BY BRIAN C. MITCHELL
American higher education’s operational model is based on outmoded — and some (myself included) would argue, unsustainable — revenue and expense assumptions.
The premise is that student-generated revenues will expand to offset increasing operational expenses of the institutions. However, the decline in per-student net tuition revenues and the backlash against higher student loan debt have pushed this core assumption off the planning table. At the same, time, higher education faces evolving demographic, political, and economic trends that will constrain revenue, and produce smaller and more diverse admission classes.
In a “Futurist” piece in NACUBO’s Business Officer magazine (July/August 2016), I argue that institutions must look inward to develop a budget format that creates a sustainable financial model appropriate to changing circumstances on college and university campuses.
To achieve financial viability, each institution will have to manage change by developing new financial models after evaluation its own set of strengths and weaknesses. Many institutions will succeed; some will not. …The biggest variable is the experience and innovative capacity of the leadership.
Specifically, it will be critical to match changing financial practices with modernized, streamlined and better informed governance — beginning with how trustees see their role in shared governance.
In the article, I argue that American colleges and universities must reimagine what tools they have and how to use them. They must learn to do more with less. Four opportunities are emerging:
- Compete better through collaboration;
- End “mom and pop” financial aid shops;
- Review the entire base of institutional assets;
- Embrace communities and demonstrate higher education’s value to them.
Higher education will always be an inefficient business with extraordinary fixed costs. But it has enough flexibility built in to put the pieces of the puzzle together differently.
Systemic change in the transformation of information transformed educational institutions for the better. Now it must change how they operate internally.
My complete article can be read or downloaded online. To read the full issue of Business Officer, visit NACUBO’s site.
Dr. Andrew Hines , at the University of Houston (ahines@central.uh.edu) just completed a study of student needs, 2025 funded by Lumina and which is scheduled to be a themed issue of :
On the Horizon in 2017-2 (http://www.emeraldinsight.com/oth.htm)

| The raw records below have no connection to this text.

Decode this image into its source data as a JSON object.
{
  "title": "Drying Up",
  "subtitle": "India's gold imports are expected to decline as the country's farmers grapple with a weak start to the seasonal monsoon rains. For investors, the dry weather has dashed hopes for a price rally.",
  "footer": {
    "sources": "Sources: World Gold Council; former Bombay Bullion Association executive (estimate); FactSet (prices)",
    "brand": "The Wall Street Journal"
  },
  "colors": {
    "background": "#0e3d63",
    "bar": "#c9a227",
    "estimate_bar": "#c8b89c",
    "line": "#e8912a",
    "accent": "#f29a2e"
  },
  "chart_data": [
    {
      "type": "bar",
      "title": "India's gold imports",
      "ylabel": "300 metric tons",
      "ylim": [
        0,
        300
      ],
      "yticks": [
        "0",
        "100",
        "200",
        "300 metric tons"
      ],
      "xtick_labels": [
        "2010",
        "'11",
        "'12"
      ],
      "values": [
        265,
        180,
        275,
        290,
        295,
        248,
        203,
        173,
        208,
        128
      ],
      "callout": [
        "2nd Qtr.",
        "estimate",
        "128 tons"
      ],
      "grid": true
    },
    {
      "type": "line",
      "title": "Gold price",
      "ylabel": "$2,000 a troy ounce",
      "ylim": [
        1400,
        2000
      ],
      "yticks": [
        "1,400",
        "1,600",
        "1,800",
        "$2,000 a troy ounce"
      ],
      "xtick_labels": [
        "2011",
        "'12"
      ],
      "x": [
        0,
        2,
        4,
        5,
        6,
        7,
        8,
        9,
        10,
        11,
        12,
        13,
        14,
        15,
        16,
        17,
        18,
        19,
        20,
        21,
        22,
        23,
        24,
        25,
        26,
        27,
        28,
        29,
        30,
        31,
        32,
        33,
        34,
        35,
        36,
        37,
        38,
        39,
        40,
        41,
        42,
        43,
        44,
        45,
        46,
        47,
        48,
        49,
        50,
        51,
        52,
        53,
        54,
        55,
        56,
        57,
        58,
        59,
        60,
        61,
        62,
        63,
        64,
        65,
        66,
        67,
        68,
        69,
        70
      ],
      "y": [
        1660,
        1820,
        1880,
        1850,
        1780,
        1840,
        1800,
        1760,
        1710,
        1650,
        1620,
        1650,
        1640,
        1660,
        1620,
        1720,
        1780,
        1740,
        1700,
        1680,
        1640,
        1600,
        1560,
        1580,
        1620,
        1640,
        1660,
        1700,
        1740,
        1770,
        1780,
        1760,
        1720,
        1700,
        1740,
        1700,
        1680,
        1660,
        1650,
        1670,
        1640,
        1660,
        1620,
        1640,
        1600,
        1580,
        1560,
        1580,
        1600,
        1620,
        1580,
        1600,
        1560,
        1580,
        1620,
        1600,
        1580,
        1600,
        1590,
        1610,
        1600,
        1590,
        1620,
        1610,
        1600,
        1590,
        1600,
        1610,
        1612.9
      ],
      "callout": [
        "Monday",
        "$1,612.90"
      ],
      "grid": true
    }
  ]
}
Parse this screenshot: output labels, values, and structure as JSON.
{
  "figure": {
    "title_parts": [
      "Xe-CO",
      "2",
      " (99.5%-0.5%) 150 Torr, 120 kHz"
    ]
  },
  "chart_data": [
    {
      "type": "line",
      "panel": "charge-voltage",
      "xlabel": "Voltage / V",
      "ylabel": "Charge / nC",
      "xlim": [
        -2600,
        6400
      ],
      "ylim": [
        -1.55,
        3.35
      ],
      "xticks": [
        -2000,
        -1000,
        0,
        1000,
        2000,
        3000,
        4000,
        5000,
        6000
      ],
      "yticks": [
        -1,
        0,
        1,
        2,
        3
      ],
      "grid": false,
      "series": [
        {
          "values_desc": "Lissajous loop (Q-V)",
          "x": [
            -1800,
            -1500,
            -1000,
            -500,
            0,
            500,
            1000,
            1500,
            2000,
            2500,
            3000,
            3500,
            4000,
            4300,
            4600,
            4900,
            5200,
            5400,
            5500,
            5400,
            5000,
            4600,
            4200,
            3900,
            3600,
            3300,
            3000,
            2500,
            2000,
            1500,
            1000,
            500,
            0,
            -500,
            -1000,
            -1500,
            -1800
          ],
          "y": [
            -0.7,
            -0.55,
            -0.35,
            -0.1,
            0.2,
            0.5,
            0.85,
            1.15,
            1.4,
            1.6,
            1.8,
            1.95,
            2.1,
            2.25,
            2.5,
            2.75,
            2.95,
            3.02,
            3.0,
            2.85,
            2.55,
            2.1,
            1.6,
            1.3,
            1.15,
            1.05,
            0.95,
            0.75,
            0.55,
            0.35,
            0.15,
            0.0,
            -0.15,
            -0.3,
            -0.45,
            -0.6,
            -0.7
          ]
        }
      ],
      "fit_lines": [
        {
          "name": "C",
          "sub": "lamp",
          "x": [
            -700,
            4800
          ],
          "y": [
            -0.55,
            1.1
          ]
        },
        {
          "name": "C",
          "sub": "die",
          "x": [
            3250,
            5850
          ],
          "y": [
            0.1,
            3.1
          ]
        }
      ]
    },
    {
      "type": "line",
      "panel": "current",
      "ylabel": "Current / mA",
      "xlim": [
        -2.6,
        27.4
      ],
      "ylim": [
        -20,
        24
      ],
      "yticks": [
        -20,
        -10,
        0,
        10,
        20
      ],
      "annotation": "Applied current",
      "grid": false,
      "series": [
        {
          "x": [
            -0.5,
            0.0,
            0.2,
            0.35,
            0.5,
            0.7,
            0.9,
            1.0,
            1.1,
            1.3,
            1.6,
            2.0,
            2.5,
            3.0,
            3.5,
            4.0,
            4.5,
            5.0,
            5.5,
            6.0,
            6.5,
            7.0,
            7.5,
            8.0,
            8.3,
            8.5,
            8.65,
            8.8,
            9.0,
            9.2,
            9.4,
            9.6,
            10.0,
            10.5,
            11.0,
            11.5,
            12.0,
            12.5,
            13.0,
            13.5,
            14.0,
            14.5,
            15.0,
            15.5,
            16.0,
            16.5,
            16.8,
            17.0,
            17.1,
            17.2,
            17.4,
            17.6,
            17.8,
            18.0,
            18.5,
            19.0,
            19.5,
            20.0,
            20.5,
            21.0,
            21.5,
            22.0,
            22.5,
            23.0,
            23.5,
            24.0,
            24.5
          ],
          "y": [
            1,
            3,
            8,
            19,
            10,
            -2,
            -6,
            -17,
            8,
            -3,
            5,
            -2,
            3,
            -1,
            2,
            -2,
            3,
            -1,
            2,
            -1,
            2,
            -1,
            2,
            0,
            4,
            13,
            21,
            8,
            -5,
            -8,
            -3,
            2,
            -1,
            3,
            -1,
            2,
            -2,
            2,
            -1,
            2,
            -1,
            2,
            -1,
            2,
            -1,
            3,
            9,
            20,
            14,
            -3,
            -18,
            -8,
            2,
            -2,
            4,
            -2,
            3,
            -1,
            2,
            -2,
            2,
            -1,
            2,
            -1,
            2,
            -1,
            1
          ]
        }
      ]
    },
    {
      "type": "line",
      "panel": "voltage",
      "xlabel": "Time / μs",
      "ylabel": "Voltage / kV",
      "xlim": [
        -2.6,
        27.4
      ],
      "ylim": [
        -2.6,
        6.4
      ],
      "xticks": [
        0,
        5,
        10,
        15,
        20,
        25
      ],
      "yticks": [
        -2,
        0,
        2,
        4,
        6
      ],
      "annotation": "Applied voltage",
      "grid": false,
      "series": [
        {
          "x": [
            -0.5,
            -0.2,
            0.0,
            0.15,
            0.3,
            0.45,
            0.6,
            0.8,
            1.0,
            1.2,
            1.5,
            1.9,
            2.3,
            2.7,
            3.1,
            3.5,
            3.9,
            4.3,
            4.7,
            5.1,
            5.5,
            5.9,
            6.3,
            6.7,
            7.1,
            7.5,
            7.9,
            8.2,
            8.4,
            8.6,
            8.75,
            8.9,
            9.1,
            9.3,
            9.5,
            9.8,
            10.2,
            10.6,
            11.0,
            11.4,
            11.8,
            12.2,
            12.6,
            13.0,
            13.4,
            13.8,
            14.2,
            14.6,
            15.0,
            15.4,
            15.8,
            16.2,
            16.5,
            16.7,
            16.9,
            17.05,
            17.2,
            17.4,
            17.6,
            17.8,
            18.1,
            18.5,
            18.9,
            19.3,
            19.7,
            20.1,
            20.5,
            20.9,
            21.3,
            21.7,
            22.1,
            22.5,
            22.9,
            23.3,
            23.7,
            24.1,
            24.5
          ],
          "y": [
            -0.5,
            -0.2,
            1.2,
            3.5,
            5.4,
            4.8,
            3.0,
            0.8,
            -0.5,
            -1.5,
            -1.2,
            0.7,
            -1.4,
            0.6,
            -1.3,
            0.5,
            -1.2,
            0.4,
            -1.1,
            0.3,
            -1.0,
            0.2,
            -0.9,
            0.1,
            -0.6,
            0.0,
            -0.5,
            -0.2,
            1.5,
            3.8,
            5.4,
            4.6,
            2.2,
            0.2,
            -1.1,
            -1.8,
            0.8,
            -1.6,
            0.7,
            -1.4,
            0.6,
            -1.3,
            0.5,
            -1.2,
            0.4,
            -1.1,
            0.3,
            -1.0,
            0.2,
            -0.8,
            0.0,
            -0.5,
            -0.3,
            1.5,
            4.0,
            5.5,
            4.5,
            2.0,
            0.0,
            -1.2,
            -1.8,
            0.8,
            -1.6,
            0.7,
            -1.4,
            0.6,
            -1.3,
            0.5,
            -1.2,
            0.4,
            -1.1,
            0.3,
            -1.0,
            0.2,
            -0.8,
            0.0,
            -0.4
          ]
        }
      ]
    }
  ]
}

Basically, the demand will be for the softer skills, the ones in which content driven academics are not skilled nor focus on in their career paths. It also meshes with the fact that students come to a campus for more than the content oriented degree. It is the same, internationally, the desire to acquire the social and cultural capital that are needed to function in both the world of work and as contributing citizens. It is also the same for other populations that the campuses seek to attract at the basic undergraduate level. There are academic institutions that cater to those needs today from the medallion institutions to some public universities.

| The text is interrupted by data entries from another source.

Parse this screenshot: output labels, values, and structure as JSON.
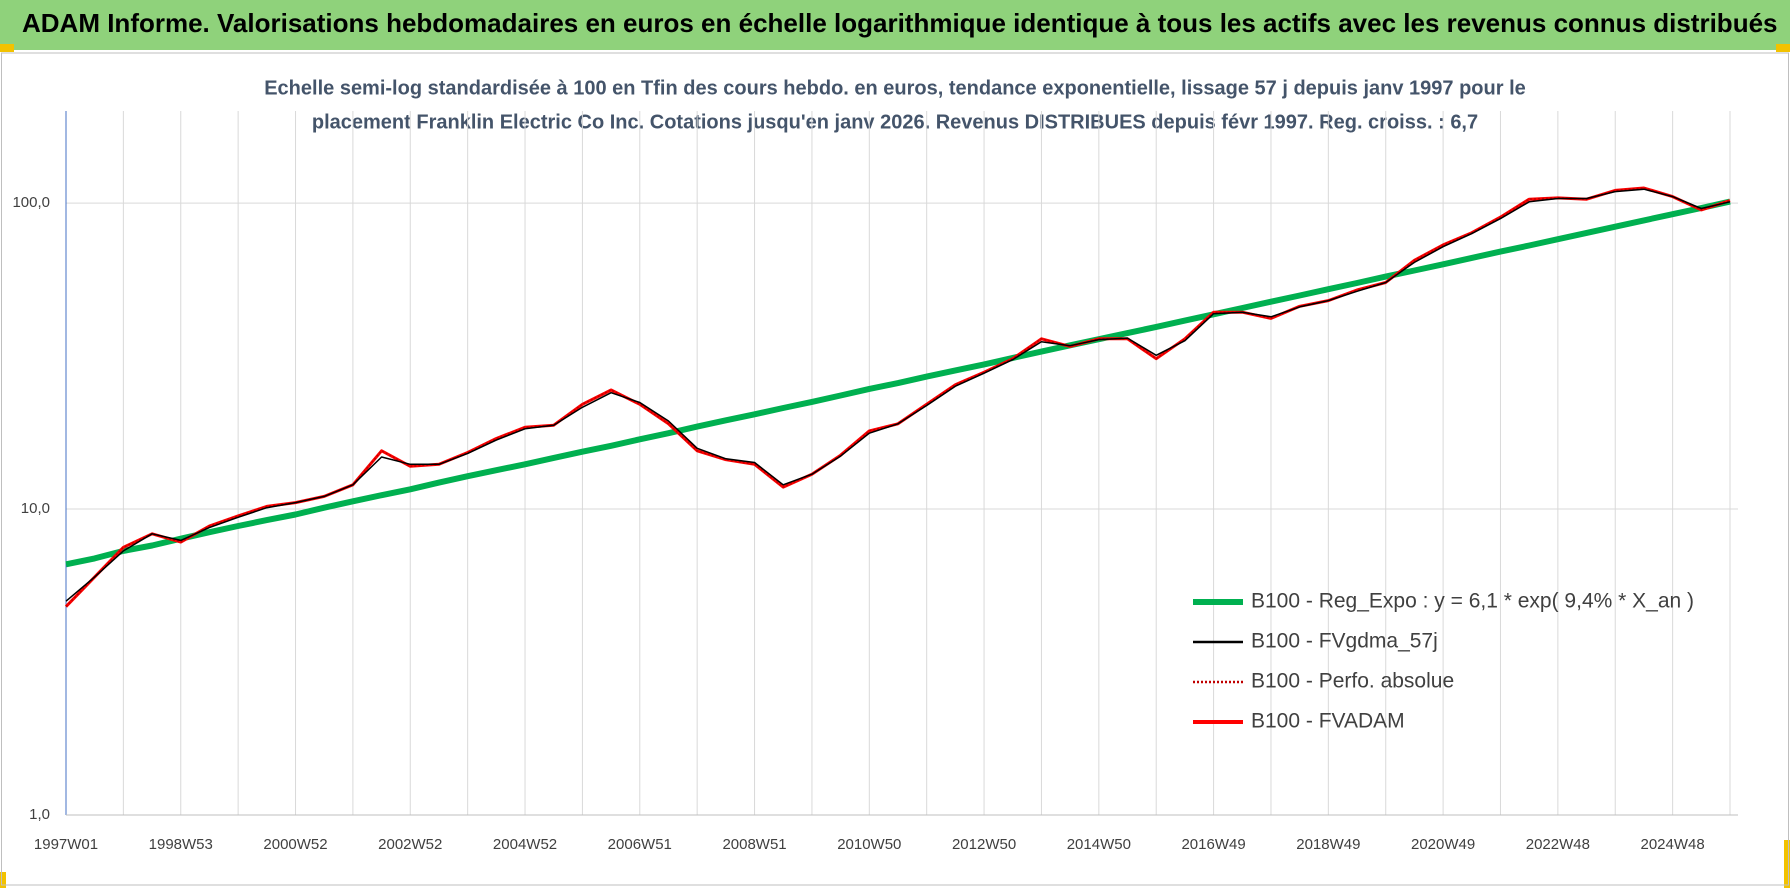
{
  "header": {
    "title": "ADAM Informe. Valorisations hebdomadaires en euros en échelle logarithmique identique à tous les actifs avec les revenus connus distribués"
  },
  "chart_data": {
    "type": "line",
    "subtitle": [
      "Echelle semi-log standardisée à 100 en Tfin des cours hebdo. en euros, tendance exponentielle, lissage 57 j depuis janv 1997 pour le",
      "placement Franklin Electric Co Inc. Cotations jusqu'en janv 2026. Revenus DISTRIBUES depuis févr 1997. Reg. croiss. : 6,7"
    ],
    "log_scale": true,
    "grid": true,
    "legend": "lower right",
    "ylim": [
      1,
      200
    ],
    "yticks": [
      {
        "value": 1,
        "label": "1,0"
      },
      {
        "value": 10,
        "label": "10,0"
      },
      {
        "value": 100,
        "label": "100,0"
      }
    ],
    "categories": [
      "1997W01",
      null,
      null,
      null,
      "1998W53",
      null,
      null,
      null,
      "2000W52",
      null,
      null,
      null,
      "2002W52",
      null,
      null,
      null,
      "2004W52",
      null,
      null,
      null,
      "2006W51",
      null,
      null,
      null,
      "2008W51",
      null,
      null,
      null,
      "2010W50",
      null,
      null,
      null,
      "2012W50",
      null,
      null,
      null,
      "2014W50",
      null,
      null,
      null,
      "2016W49",
      null,
      null,
      null,
      "2018W49",
      null,
      null,
      null,
      "2020W49",
      null,
      null,
      null,
      "2022W48",
      null,
      null,
      null,
      "2024W48",
      null,
      null
    ],
    "series": [
      {
        "name": "B100 - Reg_Expo : y = 6,1 * exp( 9,4% *  X_an )",
        "color": "#00b050",
        "line_style": "solid",
        "values": [
          6.6,
          6.9,
          7.3,
          7.6,
          8.0,
          8.4,
          8.8,
          9.2,
          9.6,
          10.1,
          10.6,
          11.1,
          11.6,
          12.2,
          12.8,
          13.4,
          14.0,
          14.7,
          15.4,
          16.1,
          16.9,
          17.7,
          18.6,
          19.5,
          20.4,
          21.4,
          22.4,
          23.5,
          24.7,
          25.8,
          27.1,
          28.4,
          29.7,
          31.2,
          32.7,
          34.3,
          35.9,
          37.6,
          39.4,
          41.3,
          43.3,
          45.4,
          47.6,
          49.9,
          52.3,
          54.8,
          57.5,
          60.2,
          63.1,
          66.2,
          69.4,
          72.7,
          76.2,
          79.9,
          83.7,
          87.8,
          92.0,
          96.4,
          101.1
        ]
      },
      {
        "name": "B100 - FVgdma_57j",
        "color": "#000000",
        "line_style": "solid",
        "values": [
          5.0,
          6.0,
          7.3,
          8.3,
          7.9,
          8.7,
          9.4,
          10.1,
          10.5,
          11.0,
          12.0,
          14.8,
          14.0,
          14.0,
          15.2,
          16.8,
          18.3,
          18.8,
          21.5,
          24.0,
          22.3,
          19.4,
          15.8,
          14.6,
          14.2,
          12.0,
          13.0,
          14.9,
          17.7,
          19.0,
          21.8,
          25.2,
          27.8,
          30.8,
          35.2,
          34.2,
          35.8,
          36.2,
          31.8,
          35.5,
          43.5,
          44.0,
          42.5,
          45.8,
          48.0,
          51.5,
          55.0,
          64.0,
          72.0,
          79.5,
          89.0,
          101.0,
          103.5,
          103.5,
          109.0,
          111.0,
          105.0,
          96.0,
          101.0
        ]
      },
      {
        "name": "B100 - Perfo. absolue",
        "color": "#c00000",
        "line_style": "dotted",
        "values": [
          4.8,
          6.0,
          7.5,
          8.3,
          7.8,
          8.8,
          9.5,
          10.2,
          10.5,
          11.0,
          12.0,
          15.5,
          13.8,
          14.0,
          15.3,
          17.0,
          18.5,
          18.8,
          22.0,
          24.5,
          22.0,
          19.0,
          15.5,
          14.5,
          14.0,
          11.8,
          13.0,
          15.0,
          18.0,
          19.0,
          22.0,
          25.5,
          28.0,
          31.0,
          36.0,
          34.0,
          36.0,
          36.0,
          31.0,
          36.0,
          44.0,
          44.0,
          42.0,
          46.0,
          48.0,
          52.0,
          55.0,
          65.0,
          73.0,
          80.0,
          90.0,
          103.0,
          104.0,
          103.0,
          110.0,
          112.0,
          105.0,
          95.0,
          102.0
        ]
      },
      {
        "name": "B100 - FVADAM",
        "color": "#ff0000",
        "line_style": "solid",
        "values": [
          4.8,
          6.0,
          7.5,
          8.3,
          7.8,
          8.8,
          9.5,
          10.2,
          10.5,
          11.0,
          12.0,
          15.5,
          13.8,
          14.0,
          15.3,
          17.0,
          18.5,
          18.8,
          22.0,
          24.5,
          22.0,
          19.0,
          15.5,
          14.5,
          14.0,
          11.8,
          13.0,
          15.0,
          18.0,
          19.0,
          22.0,
          25.5,
          28.0,
          31.0,
          36.0,
          34.0,
          36.0,
          36.0,
          31.0,
          36.0,
          44.0,
          44.0,
          42.0,
          46.0,
          48.0,
          52.0,
          55.0,
          65.0,
          73.0,
          80.0,
          90.0,
          103.0,
          104.0,
          103.0,
          110.0,
          112.0,
          105.0,
          95.0,
          102.0
        ]
      }
    ]
  }
}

On the other hand, there are growing numbers of post secondary education providers, some of which are private, stand alone, some are collaborative and an increasing number are taking programs international. Some compete on their models and others are competing on price or both. But most are student centric.
The 3 essays in the NACUBO’s themed issue, for all the thought, are still content and institution centric. While Bryan, in one scenario does touch on AI, what was not addressed is what has had faculty stirred, MOOC’s, the idea that massive or AI driven courses can not replace faculty/student and Baumol’s disease.
If, as the Lumina study suggests and the rise of AI as content provider is understood, the future demands will vindicate the need for faculty but there will be a shift in the faculty composition as content skills and soft skills will require a rebalancing.
Administrators need to look carefully at their entire institution from who mows the grass and scrubs the floors, who engineers or re-engineers the campus or the global educational experience and the entire academic structure which may be collaborative, an AI blend or other combinations. This is a budgetary issue last and a faculty/admin/student issue first.
One must remember that higher education in the US starting in the 17th century was aimed at giving, polishing and distributing social and cultural capital, albeit for an elite. This has come full circle in a new and demanding embodiment at the basic undergraduate level. Scholarly, traditional, academia at the graduate levels is another issue. This can not be framed as a way to save “Old Main”.
It is interesting that “the Chronicle Review”, July 28 , http://tinyurl.com/z9ar25c , posted Alan Wolfe’s “The Vanishing Big Thinker”. For the purpose, here, Wolfe points out that in 1968 there was the start of a major shift towards the “research university”, the publish/perish, scientific model which oriented faculty towards the graduate/research dependent functioning of the faculty. While Wolfe is interested in the philosophical aspects, it also starts to change both the operation and the business model of the university and that trajectory evolving over time is one that is now needing to be addressed because the issue has now come full circle, particularly for the non RI institutions and even the smaller “liberal arts” institutions whose Ph.D. faculty are educated in this mold.